Obviously, a big family only gets bigger.

“As you can imagine, twelve Palmers that get married and have children, it [the family] gets larger.”

“So when the Palmers got together, it looked a little bit like this:”

The Palmer Family Reunion at South Mountain; courtesy of Ed Palmer

“Don’t ask me who all those people are.  I can’t tell you all of them, but they are all Palmers.”

The Palmer family reunions stopped at one point, however.

“The Palmer family sort of split up a little bit later on, and there was a problem.”

“It was a sad situation.  But it was years ago, and somebody in the family died of AIDS.  And mother and dad went to the funeral, and maybe a couple others did, but it split the family because of that incident.  It’s crazy.  It’s the kind of thing that just divides people.  It shouldn’t divide them, but it did.”

Accordingly, Dr. Palmer understands his role as one of the oldest remaining members of the family.

“I realize I’m the connection.  I mean I’m the only connection to a lot of this, because the children wouldn’t know who these [relatives] were.”

“I’ve thought about trying to pull back together the people that are still living, but I haven’t addressed that yet… it’s a little bit tough to do that.”

One of the lines from his sermons, “Oaks in the Shadows,” which can be found on the Beliefs and Values page, is especially appropriate here, considering both the imagery of the tree and the theme of staying connected to what is past:

“So, as you come to know me, you come to know the tree which you never saw.”


The Brandenburgs:

Dr.
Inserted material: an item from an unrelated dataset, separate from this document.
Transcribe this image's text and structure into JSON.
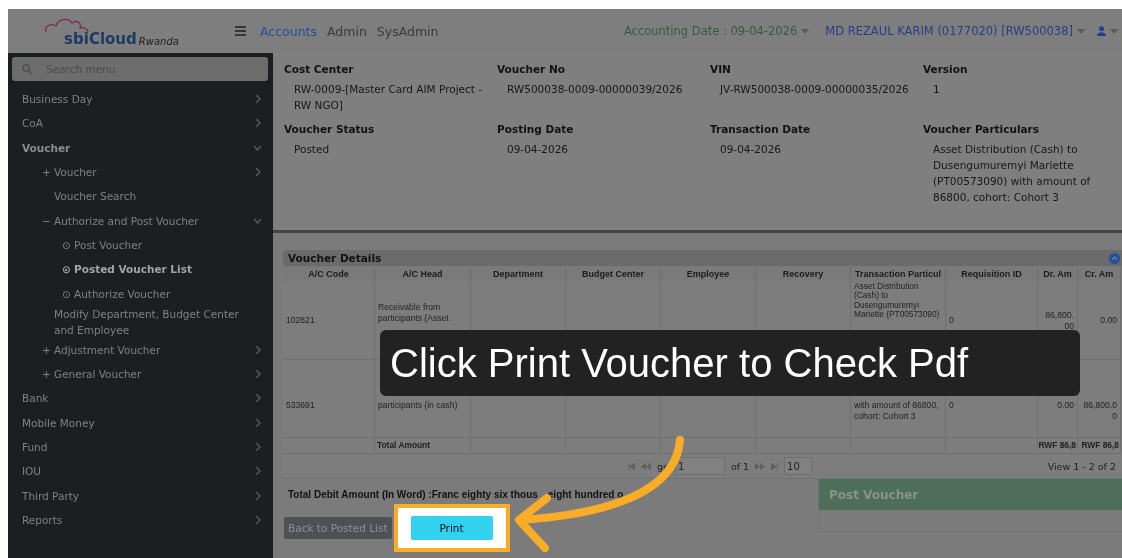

Palmer’s maternal grandparents were William “Bill” Hanson Brandenburg and Rohann Pryor Brandenburg.  His mother Eva had seven siblings, some of whom Dr. Palmer spent some time with.  In fact, Dr. Palmer has created a Brandenburg family tree which can be found here.

Bill and Rohann Brandenburg, Ed's maternal Grandparents; courtesy of Ed Palmer

“1867 was when she was born.  That was my grandma, Rohann Brandenburg.”
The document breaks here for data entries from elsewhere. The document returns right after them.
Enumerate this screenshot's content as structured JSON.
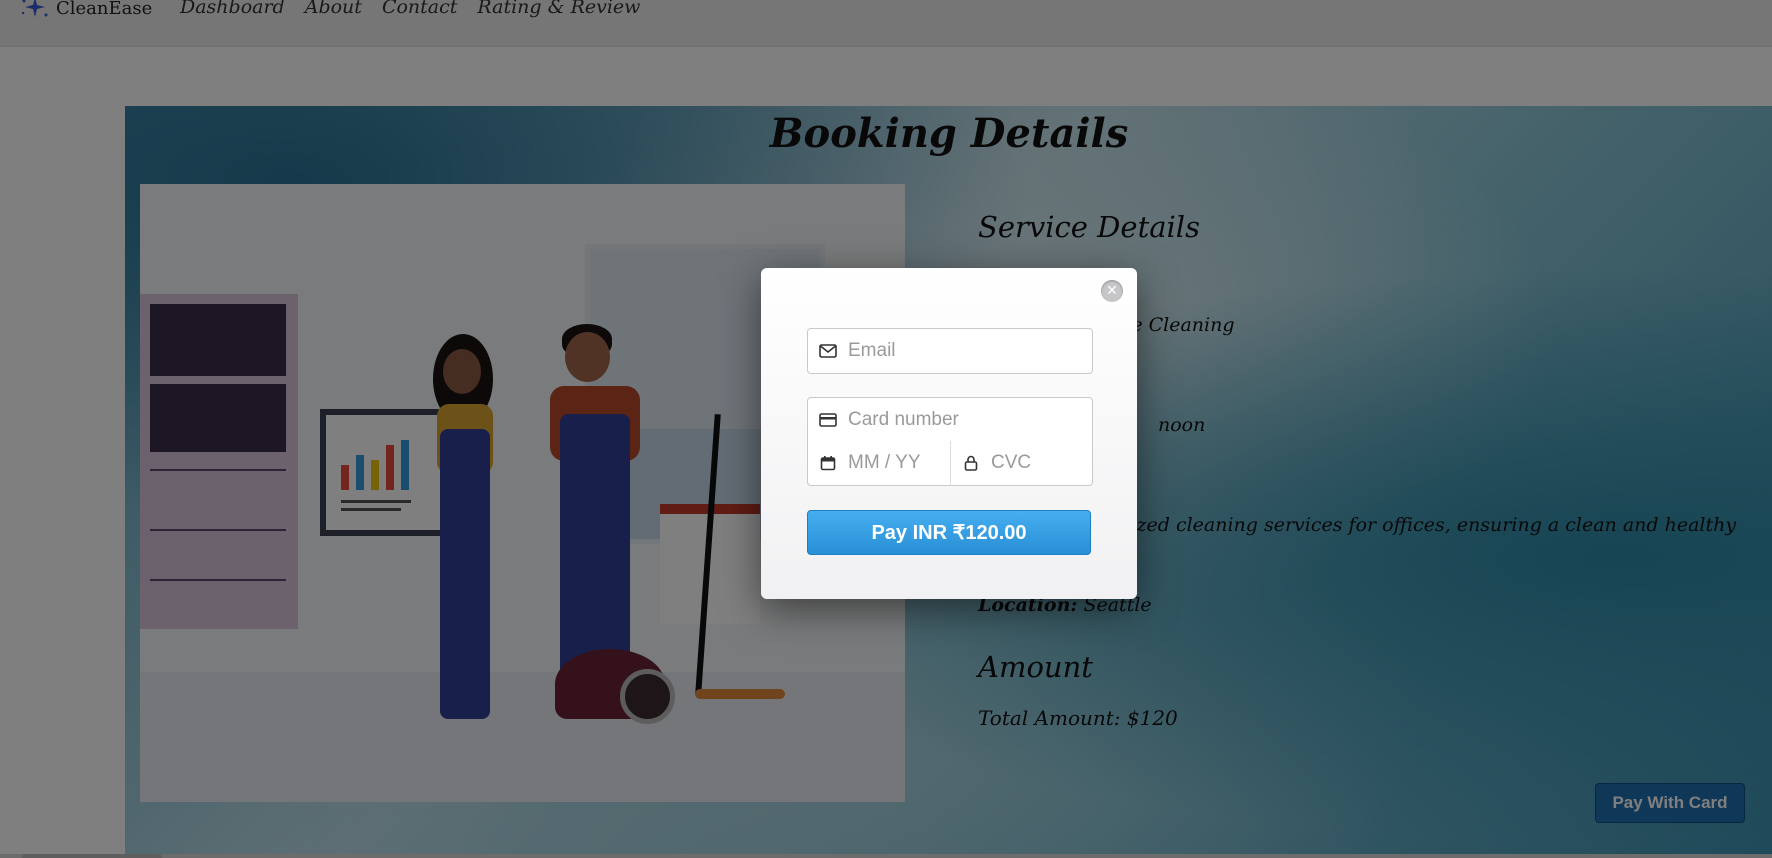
{
  "nav": {
    "brand": "CleanEase",
    "links": [
      "Dashboard",
      "About",
      "Contact",
      "Rating & Review"
    ]
  },
  "page": {
    "title": "Booking Details"
  },
  "service": {
    "heading": "Service Details",
    "service_fragment": "fice Cleaning",
    "time_fragment": "noon",
    "description_fragment": "alized cleaning services for offices, ensuring a clean and healthy",
    "location_label": "Location:",
    "location_value": "Seattle"
  },
  "amount": {
    "heading": "Amount",
    "total": "Total Amount: $120"
  },
  "actions": {
    "pay_with_card": "Pay With Card"
  },
  "checkout": {
    "email_placeholder": "Email",
    "card_placeholder": "Card number",
    "expiry_placeholder": "MM / YY",
    "cvc_placeholder": "CVC",
    "pay_button": "Pay INR ₹120.00",
    "close": "✕"
  },
  "icons": [
    "sparkle-logo-icon",
    "mail-icon",
    "card-icon",
    "calendar-icon",
    "lock-icon",
    "close-icon"
  ],
  "colors": {
    "accent": "#2a8fd6",
    "pay_with_card_bg": "#1e6fb0"
  }
}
About his grandfather, Bill: “He came to our home, and lived with us awhile, and I do remember that time.”

Here is Dr. Palmer on one of the stories he remembers from that time:

“There were eight [children] in their family, and two of them were men.  The others were women.”
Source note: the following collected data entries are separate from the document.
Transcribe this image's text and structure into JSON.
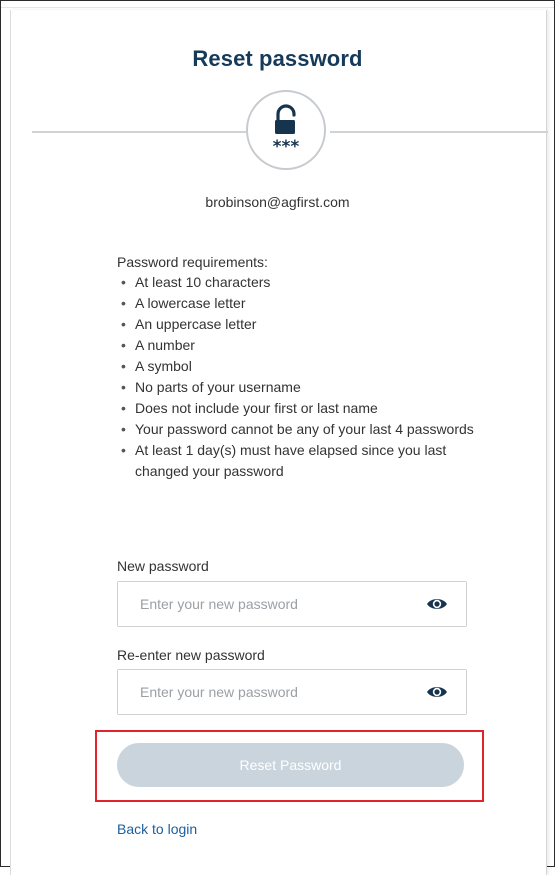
{
  "page": {
    "title": "Reset password",
    "email": "brobinson@agfirst.com"
  },
  "requirements": {
    "heading": "Password requirements:",
    "items": [
      "At least 10 characters",
      "A lowercase letter",
      "An uppercase letter",
      "A number",
      "A symbol",
      "No parts of your username",
      "Does not include your first or last name",
      "Your password cannot be any of your last 4 passwords",
      "At least 1 day(s) must have elapsed since you last changed your password"
    ]
  },
  "form": {
    "new_password": {
      "label": "New password",
      "placeholder": "Enter your new password",
      "value": ""
    },
    "confirm_password": {
      "label": "Re-enter new password",
      "placeholder": "Enter your new password",
      "value": ""
    },
    "submit_label": "Reset Password",
    "back_label": "Back to login"
  },
  "icons": {
    "header": "unlocked-padlock-password-icon",
    "field_toggle": "eye-icon"
  },
  "colors": {
    "title": "#163a5a",
    "link": "#1b5f9d",
    "button_disabled": "#c9d4dc",
    "highlight": "#e0242b"
  }
}
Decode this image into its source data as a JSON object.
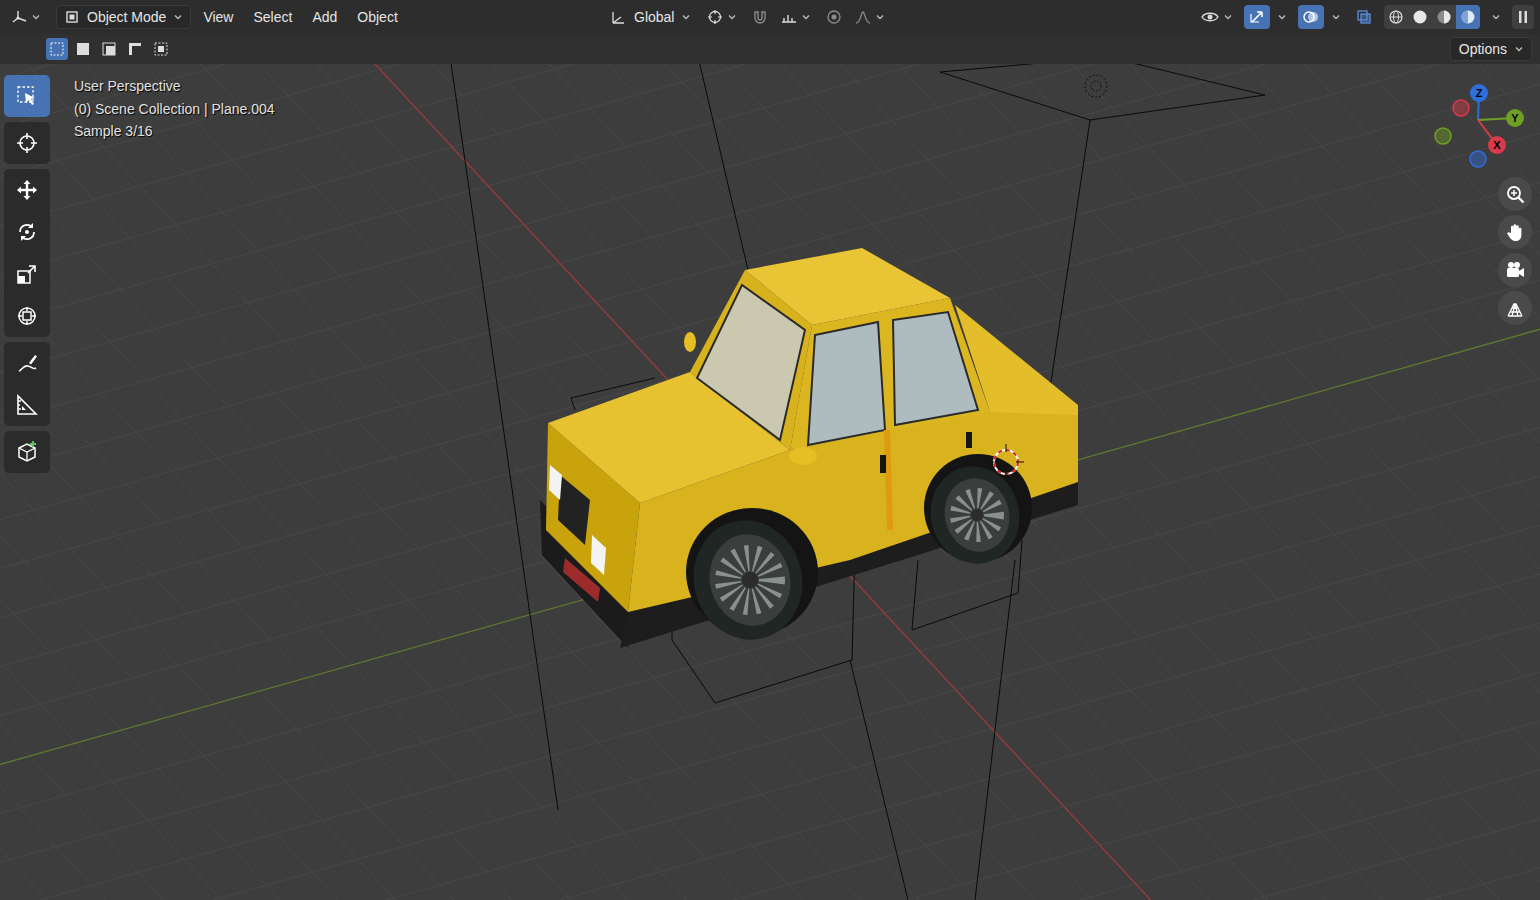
{
  "header": {
    "mode": {
      "label": "Object Mode"
    },
    "menus": [
      "View",
      "Select",
      "Add",
      "Object"
    ],
    "orientation": {
      "label": "Global"
    },
    "snapping": {
      "on": false
    },
    "proportional_editing": {
      "on": false
    },
    "gizmos": {
      "on": true
    },
    "overlays": {
      "on": true
    },
    "xray": {
      "on": false
    },
    "shading_modes": [
      {
        "selected": false
      },
      {
        "selected": false
      },
      {
        "selected": false
      },
      {
        "selected": true
      }
    ]
  },
  "tool_settings": {
    "selection_modes": [
      {
        "selected": true
      },
      {
        "selected": false
      },
      {
        "selected": false
      },
      {
        "selected": false
      },
      {
        "selected": false
      }
    ],
    "options": "Options"
  },
  "toolbar": {
    "tools": [
      {
        "selected": true
      },
      {
        "selected": false
      },
      {
        "selected": false
      },
      {
        "selected": false
      },
      {
        "selected": false
      },
      {
        "selected": false
      },
      {
        "selected": false
      },
      {
        "selected": false
      },
      {
        "selected": false
      }
    ]
  },
  "viewport": {
    "view_name": "User Perspective",
    "collection": "(0) Scene Collection | Plane.004",
    "sample": "Sample 3/16"
  },
  "nav_gizmo": {
    "axes": [
      {
        "label": "Z",
        "color": "#2f6fdc"
      },
      {
        "label": "Y",
        "color": "#6ea024"
      },
      {
        "label": "X",
        "color": "#d93a49"
      }
    ]
  }
}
Dr. Palmer was relatively close to one of the men, his uncle Oscar, who had a daughter named Sarah.

Leon's Family with uncle Oscar Brandenburg, left, and his daughter Sara, bottom right; courtesy of Ed Palmer

He and his family also visited some relatives in the nearby “country.”  One of the families was that of Eva’s sister Amanda, known as “Manny.”

“We would go over to visit Sunday afternoon.  That usually was a ritual.  We’d go visit somebody in the country… usually Ralph and Ruth. [Manny's son and daughter-in-law]“.

Ed with friend Dale Seburn in the back row. Mayme, Leon Palmer, and great uncle Charles Brandenburg at the Palmer home; courtesy of Ed Palmer

Unlike the Palmers, the Brandenburgs still have annual reunions.

“Every August I go to a family reunion on my mother’s side – the Brandenburg reunion.”